Like Pereira, other residents shared how the community’s green projects impacted their lives. Otávio Barros, president of the Residents’ Association, talks about his relationship of love and sense of belonging to the place, as well as telling how the idea of building the biosystem and installing solar energy came about. Barros realized the potential Vale Encantado had in focusing on its vocation as a green community and developing the community based on its assets, generating work and income, as well as contributing to the fight against threats of eviction.
“This biodigester project fit like a glove because we were being threatened with forced evictions. One of the reasons they wanted to take us away from here was that they said we were polluting, dumping sewage out in the open. Here, we don’t have basic sanitation. We don’t just ‘dump our sewage,’ we have septic tanks and all that. We don’t do it because we want to, it’s because we don’t have it!” — Rozineida Pereira, resident and member of the Vale Encantado Cooperative community kitchen
According to residents, these green initiatives have multiple impacts. For resident Luciana Cardoso, the biosystem will be very good, reducing the incidence of disease and the number of cockroaches and rats. Her neighbor Magdalena Cordeiro highlights that the project will bring very good things by channeling the community’s sewage, which she said has never been done by public authorities. Renan Fernandes, a resident who was involved in the system’s construction and in connecting the homes to the biodigester, reflected on the importance of training and empowering residents within the scope of the project, a fact also mentioned by other residents.

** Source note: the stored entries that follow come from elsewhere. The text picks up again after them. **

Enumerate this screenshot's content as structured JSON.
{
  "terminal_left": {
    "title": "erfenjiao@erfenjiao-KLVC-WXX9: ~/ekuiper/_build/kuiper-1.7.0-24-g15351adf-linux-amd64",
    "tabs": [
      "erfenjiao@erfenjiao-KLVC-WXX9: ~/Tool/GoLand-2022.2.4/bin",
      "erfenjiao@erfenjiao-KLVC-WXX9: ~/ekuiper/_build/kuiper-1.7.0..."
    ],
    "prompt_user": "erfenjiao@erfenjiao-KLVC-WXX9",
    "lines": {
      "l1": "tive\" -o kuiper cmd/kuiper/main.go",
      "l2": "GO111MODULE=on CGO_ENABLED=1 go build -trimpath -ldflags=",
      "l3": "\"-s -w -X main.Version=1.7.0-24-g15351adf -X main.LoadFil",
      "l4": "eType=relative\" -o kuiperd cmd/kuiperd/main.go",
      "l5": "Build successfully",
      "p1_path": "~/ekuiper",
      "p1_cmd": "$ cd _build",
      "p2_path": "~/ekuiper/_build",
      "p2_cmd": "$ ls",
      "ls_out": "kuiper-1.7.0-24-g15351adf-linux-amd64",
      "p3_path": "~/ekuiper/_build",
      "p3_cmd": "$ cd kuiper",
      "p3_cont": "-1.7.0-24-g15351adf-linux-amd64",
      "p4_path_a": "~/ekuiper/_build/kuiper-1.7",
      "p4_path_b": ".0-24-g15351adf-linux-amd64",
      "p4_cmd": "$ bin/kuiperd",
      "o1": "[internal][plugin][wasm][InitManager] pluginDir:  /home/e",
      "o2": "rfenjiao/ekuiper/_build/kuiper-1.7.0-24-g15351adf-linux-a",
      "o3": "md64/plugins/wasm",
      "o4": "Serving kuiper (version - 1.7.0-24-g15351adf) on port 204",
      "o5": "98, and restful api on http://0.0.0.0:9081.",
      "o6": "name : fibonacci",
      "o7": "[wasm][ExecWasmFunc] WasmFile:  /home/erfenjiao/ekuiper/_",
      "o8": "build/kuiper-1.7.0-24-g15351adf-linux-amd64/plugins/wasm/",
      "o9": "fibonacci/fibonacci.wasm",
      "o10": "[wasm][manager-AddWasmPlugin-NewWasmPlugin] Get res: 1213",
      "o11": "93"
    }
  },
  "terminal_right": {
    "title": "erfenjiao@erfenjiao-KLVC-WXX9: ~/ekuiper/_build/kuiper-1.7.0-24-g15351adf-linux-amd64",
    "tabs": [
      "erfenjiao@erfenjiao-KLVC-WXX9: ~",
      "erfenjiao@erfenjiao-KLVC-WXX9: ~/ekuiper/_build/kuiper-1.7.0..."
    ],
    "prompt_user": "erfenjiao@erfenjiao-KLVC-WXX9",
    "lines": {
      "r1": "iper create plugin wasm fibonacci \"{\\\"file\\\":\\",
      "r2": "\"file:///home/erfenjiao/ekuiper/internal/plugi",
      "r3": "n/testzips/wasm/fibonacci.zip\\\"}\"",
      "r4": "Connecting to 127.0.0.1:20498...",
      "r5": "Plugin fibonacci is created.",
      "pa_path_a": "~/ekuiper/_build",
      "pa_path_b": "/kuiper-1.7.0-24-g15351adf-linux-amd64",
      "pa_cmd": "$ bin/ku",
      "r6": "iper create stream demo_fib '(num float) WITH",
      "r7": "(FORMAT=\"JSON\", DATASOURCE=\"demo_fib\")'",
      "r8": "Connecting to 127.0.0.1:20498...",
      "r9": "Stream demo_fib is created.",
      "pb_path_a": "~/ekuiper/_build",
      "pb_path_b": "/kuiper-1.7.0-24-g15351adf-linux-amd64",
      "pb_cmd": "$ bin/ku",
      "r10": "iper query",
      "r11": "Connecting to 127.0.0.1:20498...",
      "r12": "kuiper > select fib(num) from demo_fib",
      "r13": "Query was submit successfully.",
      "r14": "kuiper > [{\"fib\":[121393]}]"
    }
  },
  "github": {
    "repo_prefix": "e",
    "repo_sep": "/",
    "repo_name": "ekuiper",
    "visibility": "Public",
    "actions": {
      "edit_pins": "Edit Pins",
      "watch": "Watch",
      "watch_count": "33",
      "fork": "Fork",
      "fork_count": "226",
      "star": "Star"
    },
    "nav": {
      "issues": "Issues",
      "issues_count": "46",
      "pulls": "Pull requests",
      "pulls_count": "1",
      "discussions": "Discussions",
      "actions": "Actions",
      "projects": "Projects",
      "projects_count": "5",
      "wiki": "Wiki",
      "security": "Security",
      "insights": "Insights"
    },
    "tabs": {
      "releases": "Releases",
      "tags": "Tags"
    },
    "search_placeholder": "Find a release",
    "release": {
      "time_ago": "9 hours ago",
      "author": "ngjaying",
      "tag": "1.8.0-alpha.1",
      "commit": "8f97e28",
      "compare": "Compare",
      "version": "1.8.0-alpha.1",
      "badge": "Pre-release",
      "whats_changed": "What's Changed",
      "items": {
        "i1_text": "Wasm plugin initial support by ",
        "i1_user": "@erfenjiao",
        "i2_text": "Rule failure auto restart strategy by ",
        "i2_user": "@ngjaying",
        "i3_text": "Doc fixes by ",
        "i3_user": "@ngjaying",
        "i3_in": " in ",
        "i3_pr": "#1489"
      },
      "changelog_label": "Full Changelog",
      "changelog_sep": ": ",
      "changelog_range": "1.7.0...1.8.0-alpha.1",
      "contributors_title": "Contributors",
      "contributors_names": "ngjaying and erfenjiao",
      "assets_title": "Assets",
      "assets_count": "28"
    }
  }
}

“When they started this project, I didn’t have much faith in this messing with waste and such. But then it was explained to us, we took classes and courses on the plumbing part, on the bamboo that maintains the bacteria that release the gas. You end up liking it and adapting to all that stuff and you don’t want to let it go. It’s really great!” – Luiz Carlos, resident and builder of the Vale Encantado ecological sewerage biosystem
Along with residents, the video also interviews Leonardo Adler, the sanitary and environmental engineer who participated in the construction of the biodigester since Barros’ idea emerged, in 2011. At the end of the video, Barros and Adler tell a little about the history of the project, its phases and technical details.
Click here to participate in the press conference and launch.
Email: press@catcomm.org
WhatsApp: +55-21-991976444
NOTE: The launch, originally scheduled for April 30, was postponed to June 4 to provide an additional month for the natural process of adaptation of bacteria that characterize the biosystem to take place, in order for the event to take part in activities associated with World Environment Day being developed by the Sustainable Favela Network, in solidarity with the Popular Conference on the Right to the City, and to enable the participation of more journalists and members of the press.